Sacred Cow Productions is a production company founded by filmmaker and author Kevin Booth and the late comedian Bill Hicks. SCP has produced videos and albums of comedians such as Hicks himself, Joe Rogan and Doug Stanhope, hard-hitting subjects like the drug wars, and controversial subject matter such as Waco siege and the September 11 attacks.

==Overview==
Sacred Cow Productions is a privately held organization, run by Kevin Booth.
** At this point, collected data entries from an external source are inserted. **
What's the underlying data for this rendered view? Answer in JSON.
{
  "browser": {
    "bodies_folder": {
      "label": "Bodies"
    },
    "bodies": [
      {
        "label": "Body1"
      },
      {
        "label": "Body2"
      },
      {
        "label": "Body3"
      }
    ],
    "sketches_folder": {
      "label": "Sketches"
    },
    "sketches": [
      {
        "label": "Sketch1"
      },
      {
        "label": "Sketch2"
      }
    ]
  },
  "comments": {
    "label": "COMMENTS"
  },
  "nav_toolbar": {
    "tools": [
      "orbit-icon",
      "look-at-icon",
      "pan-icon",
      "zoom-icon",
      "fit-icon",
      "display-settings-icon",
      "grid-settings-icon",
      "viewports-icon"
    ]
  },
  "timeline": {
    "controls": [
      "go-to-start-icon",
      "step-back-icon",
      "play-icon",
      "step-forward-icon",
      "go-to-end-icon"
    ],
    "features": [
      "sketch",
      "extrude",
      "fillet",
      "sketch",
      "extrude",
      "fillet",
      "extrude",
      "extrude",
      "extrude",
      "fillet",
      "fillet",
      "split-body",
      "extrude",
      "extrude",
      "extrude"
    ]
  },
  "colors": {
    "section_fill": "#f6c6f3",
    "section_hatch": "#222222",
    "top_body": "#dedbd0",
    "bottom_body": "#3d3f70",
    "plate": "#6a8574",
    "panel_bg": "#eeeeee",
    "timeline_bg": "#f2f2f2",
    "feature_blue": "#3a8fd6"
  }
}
It is located in Studio City, California.

==Productions==
Sacred Cow Productions produced the following films and videos:

| Year | Film | Type |
|---|---|---|
| 2019 | Shadows of Sofia | documentary |
| 2013 | American Drug War 2: Cannabis Destiny | documentary |
| 2010 | How Weed Won the West | documentary |
| 2007 | American Drug War: The Last White Hope | documentary |
| 2005 | Martial Law 9/11: Rise of the Police State | documentary |
| 2004 | American Dictators | TV documentary |
| 2002 | Doug Stanhope: Word of Mouth | video |
| 2001 | Joe Rogan: Live from the Belly of the Beast | video |
| 2000 | The Best of Alex Jones | video documentary |
| 1996 | Dwight Slade: Willy's Footsteps | video |
| 1993 | On the Seventh Day in Waco | video documentary |
| 1993 | Bill Hicks: United States of Advertising | video |
| 1993 | Counts of the Netherworld | TV movie |
| 1993 | Sacred Cow Halloween Special | video |
| 1993 | Sea Man | video documentary short |
| 1991 | Ninja Bachelor Party | short |
| 1989 | Bill Hicks: Sane Man | video documentary |

They were also distributors of How Weed Won the West and American Drug War: The Last White Hope.